- Location: San Pedro Town
- Coordinates: 17°55′17″N 87°57′40″W﻿ / ﻿17.92139°N 87.96111°W
- Date: 28 May 2021
- Weapon: Glock 17 Pistol
- Victims: Henry Jemmott
- Perpetrator: Jasmine Hartin
- Motive: Accidental
- Verdict: Guilty
- Charges: Manslaughter

= Shooting of Henry Jemmott =

2021 fatal shooting of Belizean police officer

On May 28, 2021, Jasmine Hartin, partner of a Belize hotelier, Andrew Ashcroft (son of Lord Michael Ashcroft), accidentally fatally shot Belizean police superintendent Henry Jemmott with his own pistol while socialising with him in San Pedro Town. She pled guilty to manslaughter in April 2023, before being fined and ordered to undertake community service.

== Jasmine Hartin ==

Hartin was born in 1988 in Kingston, Ontario to mother Candice Castiglione. Hartin was in a common-law marriage with hotelier Andrew Ashcroft, the son of former British Conservative Party deputy chair Michael Ashcroft. She worked in real estate before being employed by her husband's hotel.

After the shooting, the couple separated. Andrew took custody of the couple's two children in 2022, prompting a custody battle between them.

== Shooting ==
On May 28, 2021, Hartin accidentally shot Belizean police superintendent Henry Jemmott. The shooting occurred on a pier in San Pedro Town. After fatally shooting Jemmott with his own pistol, Hartin was arrested on May 31 and charged with manslaughter. Initially denied bail and held in Belize Central Prison, she was later released on of bail.

== Aftermath ==
Hartin discussed the shooting on the television program 48 Hours, stating that she went for a late night walk and drink of whisky with Jemmott, who was a long time friend, before accidentally shooting him while he was showing her his Glock 17 pistol. In an interview with The Times and another with Piers Morgan on TalkTV, Hartin denied any romantic connection to Jemmott, and stated that he was giving her a gun lesson. In June 2022, Hartin made a plea to Canadian Prime Minister Justin Trudeau for assistance to leave Belize. Henry Jemmott's family accused Hartin of operating an "international PR campaign" in the aftermath of his homicide.

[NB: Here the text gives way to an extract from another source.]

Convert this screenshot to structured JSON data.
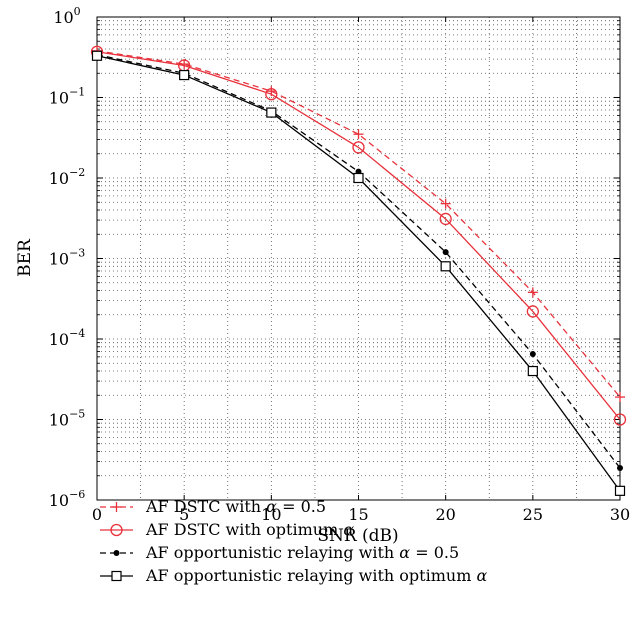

On April 26, 2023, Hartin pled guilty to manslaughter, and judge Ricardo Sandcroft sentenced her to 300 hours of community service and a fine. The court confiscated Hartin's passport. After Hartin paid the fine, officials refused to return Hartin's passport; she had to obtain temporary travel documents from the Canadian embassy.

On June 6, 2023, Hartin was detained overnight at the Belize–Mexico border, amid allegations that she was trying to leave Belize without paying her fine. She was released the next day,
after police commissioner Chester Williams confirmed that she had broken no laws and had met her obligations to pay the fine.